Friday, April 28, 2017

The Literary 100

Beyond the fact that you completed the prose portion of the final today, the Scholar Quiz team is now in possession of Daniel S. Burt's The Literary 100, which ranks writers of poetry, plays, novels, and the like.

I thought I would share the highlights, and you could debate how true this list is from your own reading ethos.
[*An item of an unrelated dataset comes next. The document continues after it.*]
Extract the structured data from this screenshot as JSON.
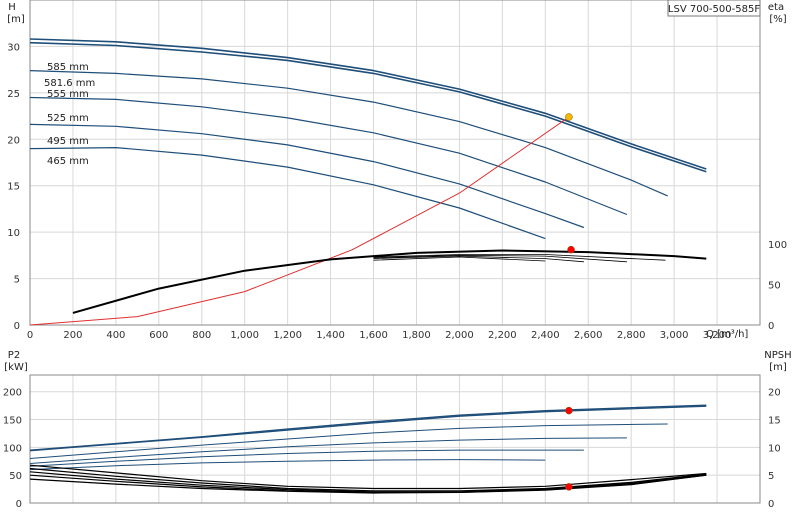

1. Shakespeare     2. Dante       3. Homer      4. Tolstoy      5. Chaucer     6. Dickens       7. Joyce      
8. Milton      9. Virgil      10. Goethe       11. Cervantes       12. Shikibu      13. Sophocles    
14. Faulkner      15. Dostoevsky      16. T.S. Eliot     17. Proust      18. Austen      19. George Eliot
20. Yeats      21. Pushkin      22. Euripides      23. John Donne       24. Melville                                
25. Keats (seriously, 25!)       26. Ovid       27. Tu Fu      28. Blake       29. Aeschylus      30. Flaubert
31. Kafka       32. Moliere       33. Wordsworth       34. Aristophanes       35. Mann       36. Ibsen
37. Chekhov      38. Henry James      39. Nabokov      40. Whitman       41. Balzac       42. Swift
43. Stendhal       44. Hardy        45. Shaw     46. Hemingway      47. D.H. Lawrence      48. Baudelaire 49. Beckett      50. Woolf      51. Pope      52. Rabelais     53. Petrarch       54. Dickinson      55. Poe 56. Fielding      57. Conrad      58. Robert Browning      59. Camus      60. Charlotte Bronte
61. Emily Bronte (what is with the lack of Bronte love?)      62. Racine       63. Twain    
64. Strindberg      65. Zola      66. Borges      67. Xueqin      68. Boccaccio       69. Voltaire    
70. Sterne      71. Thackeray      72. Percy Shelley (uh, where is Mary on this list?)     73. O'Neill
74. Stevens      75. Byron       76. Garcia Marquez       77. Walter Scott      78. Neruda
79. Musil      80. Tennyson      81. Flannery O'Connor      82. Catullus       83. Garcia Lorca
84. Hawthorne       85. Dreiser       86. Ellison       87. Trollope      88. Fitzgerald      89. Hugo        
90. Tagore      91. Defoe      92. Gunter Grass       93. Xun       94. Forster       95. Bashevis Singer
96. Jun'ichiro      97. Wright       98. Stein        99. Motokiyo       100. Oscar Wilde

You're welcome to send me an e-mail with your thoughts on this list, or just wait to share during our after school AP Lit sessions on Monday and Tuesday. As mentioned - several instances I recall - in class, these after school cram sessions are that last chance to practice the skills and review terminology for the AP exam next week. It would behoove you to come to both of these sessions. We will start with multiple choice, move into poetry prompt and writing, look at prose prompt necessities, figure out what texts to use for free response, and work with poetry and AP Lit cards. This will be the cycle for review. Our super cram on Monday will go as many cycles as needed. I have so many prompts on hand for you.